And then, as if in sympathy with Phœbe’s whispered ejaculation, they heard Hepzibah’s voice more distinctly.
“Thank God, my brother, we are at home!”
“Well!—Yes!—thank God!” responded Clifford. “A dreary home, Hepzibah! But you have done well to bring me hither! Stay! That parlor door is open. I cannot pass by it! Let me go and rest me in the arbor, where I used,—oh, very long ago, it seems to me, after what has befallen us,—where I used to be so happy with little Phœbe!”
But the house was not altogether so dreary as Clifford imagined it. They had not made many steps,—in truth, they were lingering in the entry, with the listlessness of an accomplished purpose, uncertain what to do next,—when Phœbe ran to meet them. On beholding her, Hepzibah burst into tears. With all her might, she had staggered onward beneath the burden of grief and responsibility, until now that it was safe to fling it down. Indeed, she had not energy to fling it down, but had ceased to uphold it, and suffered it to press her to the earth. Clifford appeared the stronger of the two.
“It is our own little Phœbe!—Ah! and Holgrave with, her” exclaimed he, with a glance of keen and delicate insight, and a smile, beautiful, kind, but melancholy. “I thought of you both, as we came down the street, and beheld Alice’s Posies in full bloom. And so the flower of Eden has bloomed, likewise, in this old, darksome house to-day.”
XXI.
The Departure
The sudden death of so prominent a member of the social world as the Honorable Judge Jaffrey Pyncheon created a sensation (at least, in the circles more immediately connected with the deceased) which had hardly quite subsided in a fortnight.
It may be remarked, however, that, of all the events which constitute a person’s biography, there is scarcely one—none, certainly, of anything like a similar importance—to which the world so easily reconciles itself as to his death. In most other cases and contingencies, the individual is present among us, mixed up with the daily revolution of affairs, and affording a definite point for observation. At his decease, there is only a vacancy, and a momentary eddy,—very small, as compared with the apparent magnitude of the ingurgitated object,—and a bubble or two, ascending out of the black depth and bursting at the surface. As regarded Judge Pyncheon, it seemed probable, at first blush, that the mode of his final departure might give him a larger and longer posthumous vogue than ordinarily attends the memory of a distinguished man. But when it came to be understood, on the highest professional authority, that the event was a natural, and—except for some unimportant particulars, denoting a slight idiosyncrasy—by no means an unusual form of death, the public, with its customary alacrity, proceeded to forget that he had ever lived. In short, the honorable Judge was beginning to be a stale subject before half the country newspapers had found time to put their columns in mourning, and publish his exceedingly eulogistic obituary.
Nevertheless, creeping darkly through the places which this excellent person had haunted in his lifetime, there was a hidden stream of private talk, such as it would have shocked all decency to speak loudly at the street-corners. It is very singular, how the fact of a man’s death often seems to give people a truer idea of his character, whether for good or evil, than they have ever possessed while he was living and acting among them.
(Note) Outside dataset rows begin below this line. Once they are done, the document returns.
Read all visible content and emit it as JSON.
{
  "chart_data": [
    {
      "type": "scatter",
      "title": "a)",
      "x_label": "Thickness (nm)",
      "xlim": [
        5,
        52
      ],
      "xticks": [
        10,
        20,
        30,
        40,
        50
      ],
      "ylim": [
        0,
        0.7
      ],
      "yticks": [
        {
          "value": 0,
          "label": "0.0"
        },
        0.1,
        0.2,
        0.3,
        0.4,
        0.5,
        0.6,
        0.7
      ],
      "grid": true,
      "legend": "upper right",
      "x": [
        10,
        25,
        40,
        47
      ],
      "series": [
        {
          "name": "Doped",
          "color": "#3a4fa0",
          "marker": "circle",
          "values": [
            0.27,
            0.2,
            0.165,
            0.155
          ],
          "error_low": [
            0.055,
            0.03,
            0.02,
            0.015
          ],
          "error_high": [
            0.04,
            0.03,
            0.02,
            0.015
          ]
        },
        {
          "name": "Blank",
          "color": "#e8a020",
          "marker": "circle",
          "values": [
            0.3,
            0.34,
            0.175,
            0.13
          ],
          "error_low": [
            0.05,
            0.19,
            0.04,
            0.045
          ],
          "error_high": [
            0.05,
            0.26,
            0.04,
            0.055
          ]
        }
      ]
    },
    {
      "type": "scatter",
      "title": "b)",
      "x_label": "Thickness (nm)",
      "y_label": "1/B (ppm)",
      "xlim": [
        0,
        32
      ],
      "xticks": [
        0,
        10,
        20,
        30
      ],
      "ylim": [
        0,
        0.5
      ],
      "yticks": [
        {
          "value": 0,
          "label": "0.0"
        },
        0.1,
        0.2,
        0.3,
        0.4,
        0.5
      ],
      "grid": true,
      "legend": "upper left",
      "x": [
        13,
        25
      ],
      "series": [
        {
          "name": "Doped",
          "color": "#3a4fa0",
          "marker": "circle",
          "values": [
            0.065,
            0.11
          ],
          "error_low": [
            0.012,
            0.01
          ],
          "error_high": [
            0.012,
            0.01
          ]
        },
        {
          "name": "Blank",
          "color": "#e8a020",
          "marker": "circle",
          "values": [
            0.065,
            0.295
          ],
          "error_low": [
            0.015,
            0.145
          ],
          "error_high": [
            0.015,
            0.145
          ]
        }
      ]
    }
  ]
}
Death is so genuine a fact that it excludes falsehood, or betrays its emptiness; it is a touchstone that proves the gold, and dishonors the baser metal. Could the departed, whoever he may be, return in a week after his decease, he would almost invariably find himself at a higher or lower point than he had formerly occupied, on the scale of public appreciation. But the talk, or scandal, to which we now allude, had reference to matters of no less old a date than the supposed murder, thirty or forty years ago, of the late Judge Pyncheon’s uncle. The medical opinion with regard to his own recent and regretted decease had almost entirely obviated the idea that a murder was committed in the former case. Yet, as the record showed, there were circumstances irrefragably indicating that some person had gained access to old Jaffrey Pyncheon’s private apartments, at or near the moment of his death. His desk and private drawers, in a room contiguous to his bedchamber, had been ransacked; money and valuable articles were missing; there was a bloody hand-print on the old man’s linen; and, by a powerfully welded chain of deductive evidence, the guilt of the robbery and apparent murder had been fixed on Clifford, then residing with his uncle in the House of the Seven Gables.
Whencesoever originating, there now arose a theory that undertook so to account for these circumstances as to exclude the idea of Clifford’s agency. Many persons affirmed that the history and elucidation of the facts, long so mysterious, had been obtained by the daguerreotypist from one of those mesmerical seers who, nowadays, so strangely perplex the aspect of human affairs, and put everybody’s natural vision to the blush, by the marvels which they see with their eyes shut.